Im Jahre 1867 wurde zwischen Österreich und Ungarn ein Vertrag
abgeschlossen, der in die Geschichte als sogenannten "Ausgleich"
einging und der für das damalige Rechsgebiet den Namen "Österreichisch
- Ungarische Monarchie" prägte. Damit erhielt Ungarn die
größtmögliche Selbstständigkeit, wenn auch nicht die vollkommene
Unabhängigkeit, die ja immer angestrebt wurde. Die Amtssprache war von
nun an madjarisch und deren Gebrauch wurde in allen Stellen der
staatlichen Verwaltung rigoros gehandhabt.

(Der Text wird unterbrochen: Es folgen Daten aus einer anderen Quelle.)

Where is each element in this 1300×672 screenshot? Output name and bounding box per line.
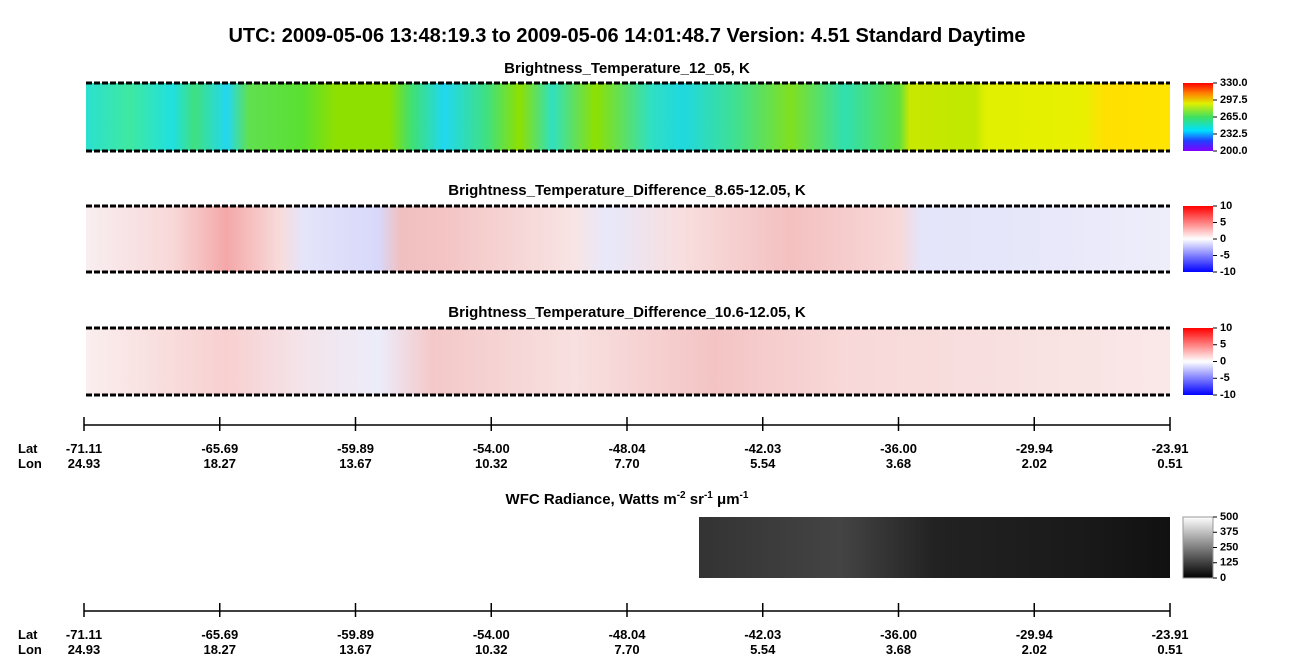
panel-title-text: Brightness_Temperature_12_05, K <box>504 60 750 77</box>
panel-title-text: WFC Radiance, Watts m <box>506 491 677 508</box>
lat-value: -42.03 <box>744 441 781 456</box>
colorbar-tick-label: -5 <box>1220 372 1230 384</box>
colorbar-tick-label: 0 <box>1220 572 1226 584</box>
image-strip <box>86 206 1170 272</box>
colorbar-tick-label: 200.0 <box>1220 145 1248 157</box>
colorbar-tick-label: 265.0 <box>1220 111 1248 123</box>
lon-value: 24.93 <box>68 456 101 471</box>
lon-value: 3.68 <box>886 642 911 657</box>
colorbar-tick-label: 10 <box>1220 200 1232 212</box>
lat-value: -23.91 <box>1152 627 1189 642</box>
lat-value: -59.89 <box>337 627 374 642</box>
colorbar-tick-label: 232.5 <box>1220 128 1248 140</box>
lat-value: -65.69 <box>201 627 238 642</box>
lat-value: -42.03 <box>744 627 781 642</box>
colorbar-tick-label: -10 <box>1220 266 1236 278</box>
lon-value: 24.93 <box>68 642 101 657</box>
lon-value: 7.70 <box>614 456 639 471</box>
panel-title-part: -1 <box>704 490 713 501</box>
lon-value: 13.67 <box>339 642 372 657</box>
panel-title-text: Brightness_Temperature_Difference_8.65-1… <box>448 182 806 199</box>
panel-title-part: sr <box>686 491 705 508</box>
lon-label: Lon <box>18 456 42 471</box>
lon-value: 5.54 <box>750 456 776 471</box>
colorbar <box>1183 83 1213 151</box>
colorbar-tick-label: 330.0 <box>1220 77 1248 89</box>
image-strip <box>86 83 1170 151</box>
lon-value: 5.54 <box>750 642 776 657</box>
lat-value: -36.00 <box>880 441 917 456</box>
lat-value: -71.11 <box>66 441 102 456</box>
lon-value: 2.02 <box>1022 456 1047 471</box>
colorbar <box>1182 516 1214 579</box>
panel-title-part: μm <box>713 491 740 508</box>
colorbar-tick-label: 10 <box>1220 322 1232 334</box>
lat-value: -54.00 <box>473 441 510 456</box>
lon-value: 13.67 <box>339 456 372 471</box>
colorbar-tick-label: 250 <box>1220 541 1238 553</box>
lon-value: 18.27 <box>203 456 236 471</box>
lat-value: -59.89 <box>337 441 374 456</box>
colorbar-tick-label: 297.5 <box>1220 94 1248 106</box>
lat-value: -23.91 <box>1152 441 1189 456</box>
lon-value: 10.32 <box>475 456 508 471</box>
lon-value: 2.02 <box>1022 642 1047 657</box>
lon-value: 3.68 <box>886 456 911 471</box>
lon-value: 0.51 <box>1157 456 1182 471</box>
colorbar-tick-label: 0 <box>1220 233 1226 245</box>
panel-title: Brightness_Temperature_Difference_8.65-1… <box>448 182 806 199</box>
lat-value: -48.04 <box>609 441 647 456</box>
image-strip <box>699 517 1170 578</box>
lat-value: -54.00 <box>473 627 510 642</box>
lat-label: Lat <box>18 627 38 642</box>
panel-title-part: -2 <box>677 490 686 501</box>
colorbar-tick-label: 5 <box>1220 339 1226 351</box>
lat-value: -29.94 <box>1016 627 1054 642</box>
panel-title: Brightness_Temperature_Difference_10.6-1… <box>448 304 806 321</box>
lat-value: -65.69 <box>201 441 238 456</box>
colorbar-tick-label: 125 <box>1220 557 1238 569</box>
colorbar-tick-label: 5 <box>1220 216 1226 228</box>
colorbar-tick-label: 375 <box>1220 526 1238 538</box>
lon-label: Lon <box>18 642 42 657</box>
page-title: UTC: 2009-05-06 13:48:19.3 to 2009-05-06… <box>228 25 1025 47</box>
lat-value: -71.11 <box>66 627 102 642</box>
image-strip <box>86 328 1170 395</box>
colorbar-tick-label: 500 <box>1220 511 1238 523</box>
lat-value: -29.94 <box>1016 441 1054 456</box>
panel-title: Brightness_Temperature_12_05, K <box>504 60 750 77</box>
lon-value: 10.32 <box>475 642 508 657</box>
lat-value: -48.04 <box>609 627 647 642</box>
lon-value: 0.51 <box>1157 642 1182 657</box>
lat-label: Lat <box>18 441 38 456</box>
colorbar-tick-label: -5 <box>1220 249 1230 261</box>
colorbar-tick-label: -10 <box>1220 389 1236 401</box>
lon-value: 7.70 <box>614 642 639 657</box>
lat-value: -36.00 <box>880 627 917 642</box>
colorbar <box>1183 206 1213 272</box>
colorbar-tick-label: 0 <box>1220 355 1226 367</box>
colorbar <box>1183 328 1213 395</box>
panel-title-part: -1 <box>740 490 749 501</box>
lon-value: 18.27 <box>203 642 236 657</box>
panel-title-text: Brightness_Temperature_Difference_10.6-1… <box>448 304 806 321</box>
panel-title: WFC Radiance, Watts m-2 sr-1 μm-1 <box>506 490 749 508</box>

Nach dem Ersten Weltkrieg kehrte die deutsche Sprache in beschränktem
Maße wieder ein, die Gemeindevertretungen wurden im Sinne der
demokratischen Verfassung nach Parteien eingerichtet, die ja nach den
politischen Umständen ihre Zusammensetzung wechselten. Während der
letzten Jahren unseres Hierseins wählte man anstatt des Ausdruckes
"Richter" für den Gemeindevorsteher wie überall in deutschen
Dörfern und Städten den Namen "Bürgermeister".

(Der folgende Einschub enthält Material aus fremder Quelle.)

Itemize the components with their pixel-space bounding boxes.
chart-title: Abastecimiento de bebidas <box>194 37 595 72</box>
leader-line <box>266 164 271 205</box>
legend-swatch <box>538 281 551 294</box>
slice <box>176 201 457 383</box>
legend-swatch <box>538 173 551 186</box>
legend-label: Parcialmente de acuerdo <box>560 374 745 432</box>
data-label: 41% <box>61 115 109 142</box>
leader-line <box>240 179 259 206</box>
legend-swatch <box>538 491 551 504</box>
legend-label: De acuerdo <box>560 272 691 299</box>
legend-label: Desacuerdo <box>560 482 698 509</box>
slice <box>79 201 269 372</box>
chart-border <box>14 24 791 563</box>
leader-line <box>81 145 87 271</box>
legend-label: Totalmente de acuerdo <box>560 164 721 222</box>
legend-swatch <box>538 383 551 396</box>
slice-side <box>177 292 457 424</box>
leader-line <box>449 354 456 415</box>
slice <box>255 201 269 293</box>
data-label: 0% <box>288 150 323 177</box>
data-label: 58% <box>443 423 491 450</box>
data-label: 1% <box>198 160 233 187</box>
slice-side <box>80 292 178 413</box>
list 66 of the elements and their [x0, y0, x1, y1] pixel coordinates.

Amtliche Kundmachungen, besonders solche des Notariates in Kremnitz,
aber auch ortseigene, wurden den Bewohnern unserer Heimat in der Weise
übermittelt, daß ein Gemeindeorgan, der sogenannte "Kleinrichter"
durch den Ort ging, an bestimmten Stellen stehen blieb und die Trommel
rührte. Die Leute eilten flugs herbei, um zu hören, was er zu
vermelden hatte. In Kuneschhau warteten jeden Sonntag die
Kirchenbesucher nach dem Zehnuhr-Hochamt vor der Kirche, bis der
Richter erschien, der von einem erhöhten Podest aus (damit ihn jeder
sehen konnte) mit lauter Stimme seine Verlautbarungen verlas.
"Bullt´s ma ´s dalaobn eihnsamëi Gamaëndëi, doß nit eohna
Ousoch saëd gaboun aufgaholtn" Wollt mir´s erlauben, ehrsame
Gemeinde, daß ihr nicht ohne Ursache seid geworden aufgehalten), so
fing der Kuneschhauer Richter mit der Vermeldung nach dem sonntäglichen
Hochamt an. Es handelte sich immer um offizielle Bekanntmachungen
der politischen Gemeinde, aber auch um Nachrichten der Urbarialgemeinde
an die Urbarialisten und um sonstige Mitteilungen von allgemeinem
Interesse. So könnte eine Vermeldung nach oben erwähnter Begrüßung,
freilich in Kuneschhauer Mundart, gelautet haben:
1.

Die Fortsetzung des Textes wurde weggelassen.